The principle colony of about 10,000 birds is on Lawrence Rocks, a conspicuous flat-topped island about 2km offshore from the tip of Point Danger. Even at a distance, nests can be seen neatly and systematically arranged like dots on a domino. With space so limited, it's perhaps unsurprising that a few birds splintered off to settle elsewhere. It was just unusual that they would choose to create Australia's only mainland gannet colony.
Gannets are only present in good numbers here during the breeding season, from about early October to February. Breeding coincides with the 'bonney coast upwelling', a vast oceanographic phenomenon, that amasses huge quantities of seafood.
Plankton-eating pilchards and anchovies are the gannets' main food for raising young chicks and are caught by diving head-long into an ocean that turns icy-cold in summer. Parents share responsibility for finding food, often swapping duties throughout the day. Because competition for a home is heavy, there's barely two beak-lengths between nests. Birds returning from an arduous fishing trip find it difficult to make foot-fall. A slight gust of wind or an ill-timed touch-down into no-mans-land creates instant disputes with well-armed and very grumpy neighbours.

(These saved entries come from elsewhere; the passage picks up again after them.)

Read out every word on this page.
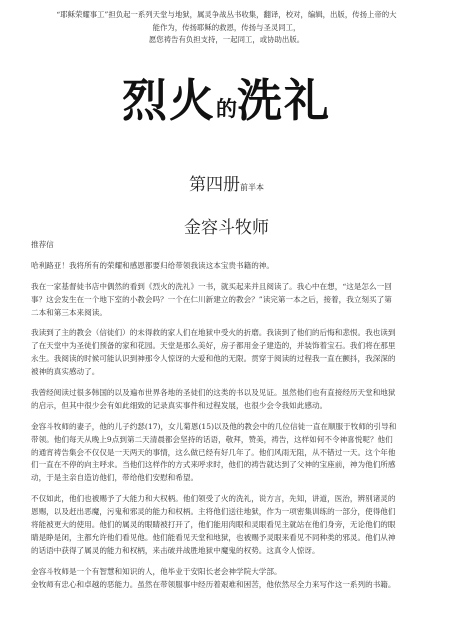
“耶稣荣耀事工”担负起一系列天堂与地狱，属灵争战丛书收集，翻译，校对，编辑，出版，传扬上帝的大
能作为，传扬耶稣的救恩，传扬与圣灵同工，
愿您祷告有负担支持，一起同工，或协助出版。
烈火的洗礼
第四册前半本
金容斗牧师
推荐信
哈利路亚！我将所有的荣耀和感恩都要归给带领我读这本宝贵书籍的神。
我在一家基督徒书店中偶然的看到《烈火的洗礼》一书，就买起来并且阅读了。我心中在想，“这是怎么一回
事？这会发生在一个地下室的小教会吗？一个在仁川新建立的教会？”读完第一本之后，接着，我立刻买了第
二本和第三本来阅读。
我读到了主的教会（信徒们）的未得救的家人们在地狱中受火的折磨。我读到了他们的后悔和悲恨。我也读到
了在天堂中为圣徒们预备的家和花园。天堂是那么美好，房子都用金子建造的，并装饰着宝石。我们将在那里
永生。我阅读的时候可能认识到神那令人惊讶的大爱和他的无限。贯穿于阅读的过程我一直在颤抖，我深深的
被神的真实感动了。
我曾经阅读过很多韩国的以及遍布世界各地的圣徒们的这类的书以及见证。虽然他们也有直接经历天堂和地狱
的启示，但其中很少会有如此细致的记录真实事件和过程发展，也很少会令我如此感动。
金容斗牧师的妻子，他的儿子约瑟(17)，女儿菊恩(15)以及他的教会中的几位信徒一直在顺服于牧师的引导和
带领。他们每天从晚上9点到第二天清晨都会坚持的话语，敬拜，赞美，祷告，这样如何不令神喜悦呢？他们
的通宵祷告集会不仅仅是一天两天的事情，这么做已经有好几年了。他们风雨无阻，从不错过一天。这个年他
们一直在不停的向主呼求。当他们这样作的方式来呼求时，他们的祷告就达到了父神的宝座前，神为他们所感
动，于是主亲自造访他们，带给他们安慰和希望。
不仅如此，他们也被赐予了大能力和大权柄。他们领受了火的洗礼，说方言，先知，讲道，医治，辨别诸灵的
恩赐，以及赶出恶魔，污鬼和邪灵的能力和权柄。主将他们送往地狱，作为一项密集训练的一部分，使得他们
将能被更大的使用。他们的属灵的眼睛被打开了，他们能用肉眼和灵眼看见主就站在他们身旁，无论他们的眼
睛是睁是闭，主都允许他们看见他。他们能看见天堂和地狱，也被赐予灵眼来看见不同种类的邪灵。他们从神
的话语中获得了属灵的能力和权柄，来击破并战胜地狱中魔鬼的权势。这真令人惊讶。
金容斗牧师是一个有智慧和知识的人，他毕业于安阳长老会神学院大学部。
金牧师有忠心和卓越的恶能力。虽然在带领服事中经历着艰难和困苦，他依然尽全力来写作这一系列的书籍。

Once grounded however, mates greet each other with a beautiful dance, thrusting their heads aloft and clapping beaks together. The infrangible bond between birds is vital if they are to survive the season to raise a single healthy chick.
Occasionally, a clamour of siren-like calls rises over the background chatter, as offspring begin to beg for food. Once started it seems, the whole colony erupts. Mum or dad reluctantly disgorge half-digested food. Parenting seems to be an indulgence, reserved for those fit enough to survive themselves. The carcasses of chicks discarded by those less fortunate, are a visible reminder of the hardships of existence for a seabird that lives on the edge of the Antarctic.
The colony is a place of perpetual noise, movement and excitement, death and life. As we prepare to leave, we spot an egg about to hatch. With the sort of awkwardness you'd expect from a majestic seabird on land, mum half sits up and rolls the egg to reveal a tiny hole. You can see the egg-tooth that the chick uses to break its way to freedom and the circle of life begins again.
Spent several hours at the Gannet colony at Point Danger.